The core security principles are an essential basis for building vital safety hygiene in an organization, as follows:

  • Develop a detailed inventory and configuration system.
  • Develop a strong repair strategy.
  • Implement strong authentication at all levels of the organization.
  • Secure the active directory.
  • Enforce data security mechanisms for critical business processes.

 

Principle 4: Protect Access to Important Assets

Not all user access is created equal. For example, a project engineer does not need access to an organization’s financial data, and a finance manager does not need to access the organization’s production code repository.

There should be a layered access mechanism for privileged users to access important company data or assets. Every layer must fortify with different multi-factor authentication mechanisms based on information sensitivity.

Principle 5: Protect Your E-mail Domain from Phishing

E-mail is one of the most used channels on every employee’s day and makes it one of the primary entry keys for cyber attacks. WEF data shows that more than 90% of medium-sized companies receive e-mails detected as containing malware.

Reducing the risk of misuse of e-mail can be achieved by implementing the following steps:

  • Train all employees to recognize phishing e-mails, especially managerial levels who have access to sensitive company information.
  • Continue to update the information to provide regular information updates as phishing continues to evolve, including via telephone (vishing) and text messages (smishing).
  • Implement e-mail filters to identify and quarantine spam e-mails, links, and suspicious e-mail attachments.
  • Use the latest anti-malware software.

 

Principle 6: Take a Zero Trust Approach to Secure Your Supply Chain

Companies should abandon the belief that perimeter security, achievable with a firewall or anti-virus protection, is sufficient. They need to adopt a zero-trust approach to secure supply chains by following the following steps:

  • Limit access as needed.
  • Check the vendor’s background thoroughly, including the access they have.
  • Renewed contracts with old vendors, added cybersecurity clauses.
  • By contract binding vendors with security policies and standards.
  • Perform audits on vendors through third parties.
  • Require vendors to process sensitive data that has experienced a cyber attack incident within 72 hours of the incident.

 

Principle 7: Prevent, Monitor, and Respond to All Cyber ​​Threats

There are three approaches in anticipating the threat of cyber attacks, namely:

  • Prevent. Prevention strategies are fundamental and must continue to evolve following the development of the digital world. Multi-layer prevention helps strengthen the company’s protection in protecting its essential assets.
  • Detect. Precautions cannot be the only shield against bullets against cyberattacks.
  • Respond. Detection is useless without a response from the company in the face of cyberattacks.

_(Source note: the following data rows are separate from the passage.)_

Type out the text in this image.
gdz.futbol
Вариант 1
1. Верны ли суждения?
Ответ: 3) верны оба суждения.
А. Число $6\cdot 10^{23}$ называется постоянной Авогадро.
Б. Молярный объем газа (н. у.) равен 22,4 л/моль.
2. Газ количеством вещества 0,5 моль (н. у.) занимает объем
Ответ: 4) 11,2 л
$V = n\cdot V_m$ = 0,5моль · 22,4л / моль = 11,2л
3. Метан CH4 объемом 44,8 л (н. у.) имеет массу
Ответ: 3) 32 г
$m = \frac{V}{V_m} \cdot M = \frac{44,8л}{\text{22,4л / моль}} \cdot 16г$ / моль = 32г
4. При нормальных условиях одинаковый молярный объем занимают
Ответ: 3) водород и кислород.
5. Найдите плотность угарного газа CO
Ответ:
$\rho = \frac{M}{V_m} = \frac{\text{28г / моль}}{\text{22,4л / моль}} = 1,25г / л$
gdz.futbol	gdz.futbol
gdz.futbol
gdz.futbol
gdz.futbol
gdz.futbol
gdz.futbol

Each attack must be responded to and sought to the leading source (patient zero) so that the attack can be traced and got end-to-end solutions with periodic checks afterward.

 

Principle 8: Develop and Simulate a Comprehensive Crisis Management Plan

Crisis management is an essential component of any security program in today’s world, where security incidents are, again, not an issue, but when. Many companies focus on preventing and defending against cyberattacks while not focusing enough on preparing an organization-wide crisis management guide.

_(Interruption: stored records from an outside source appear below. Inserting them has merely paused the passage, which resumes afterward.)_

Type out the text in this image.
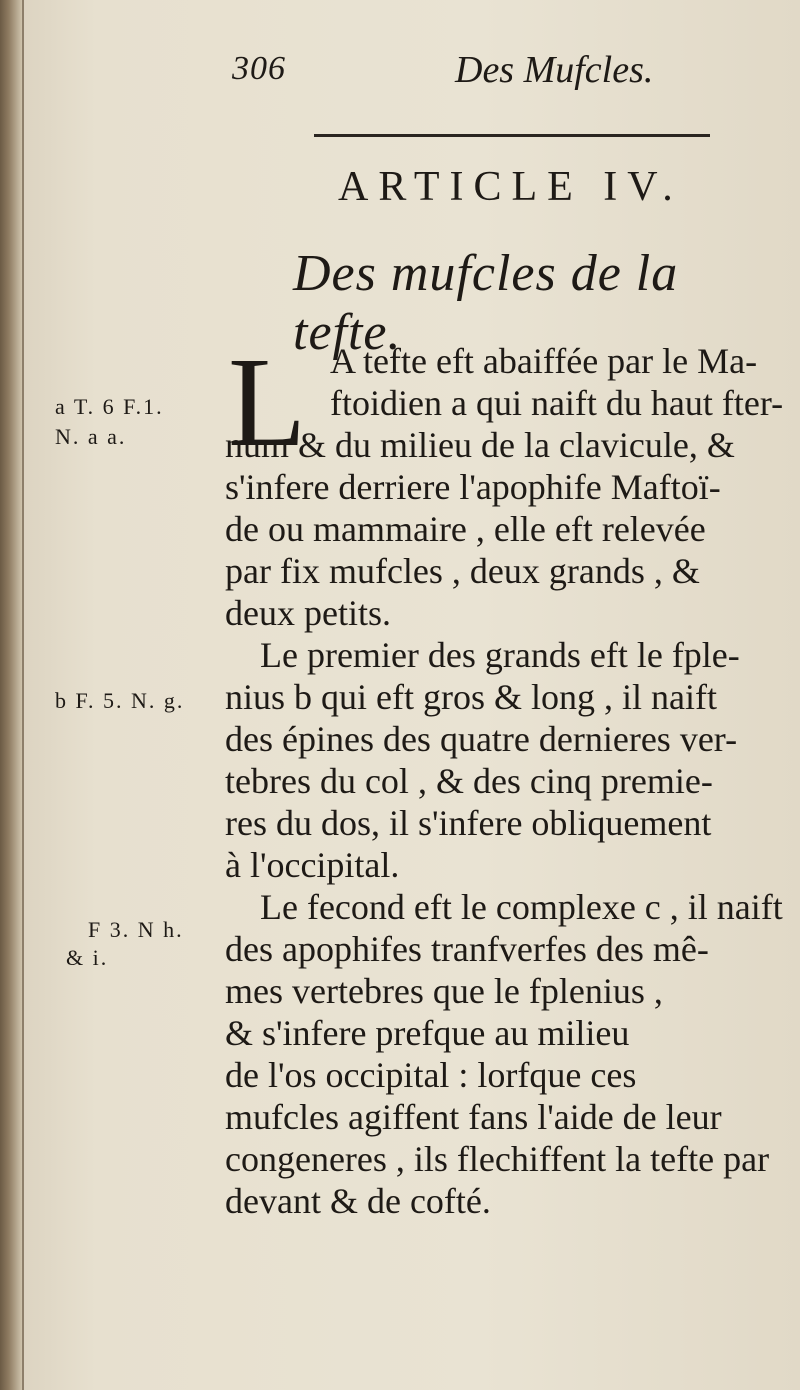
306	Des Mufcles.
ARTICLE IV.
Des mufcles de la tefte.
L A tefte eft abaiffée par le Ma-
ftoidien a qui naift du haut fter-
num & du milieu de la clavicule, &
s'infere derriere l'apophife Maftoï-
de ou mammaire , elle eft relevée
par fix mufcles , deux grands , &
deux petits.
Le premier des grands eft le fple-
nius b qui eft gros & long , il naift
des épines des quatre dernieres ver-
tebres du col , & des cinq premie-
res du dos, il s'infere obliquement
à l'occipital.
Le fecond eft le complexe c , il naift
des apophifes tranfverfes des mê-
mes vertebres que le fplenius ,
& s'infere prefque au milieu
de l'os occipital : lorfque ces
mufcles agiffent fans l'aide de leur
congeneres , ils flechiffent la tefte par
devant & de cofté.
a T. 6 F.1.
N. a a.
b F. 5. N. g.
F 3. N h.
& i.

Principle 9: Develop a Robust Recovery Plan from Cyber ​​Attacks

Follow best practices when developing a cyberattack plan, namely:

  • Define your critical assets.
  • Identify the best recovery solutions.
  • Open communication with regulators related to cybersecurity issues.
  • Review and practice your plan regularly.

 

Principle 10: Create a Cybersecurity Culture

Follow best practices when developing a cyberattack plan, namely:

  • Develop user awareness and training tailored to each unit according to user needs.
  • Raise awareness of all employees through ongoing campaigns on the importance of cybersecurity.
  • Imposing sanctions for employees and vendors who do not implement cybersecurity measures under applicable regulations.

 

Sourced from a World Economic Forum article entitled “The Cybersecurity Guide for Leaders in Today’s Digital World.”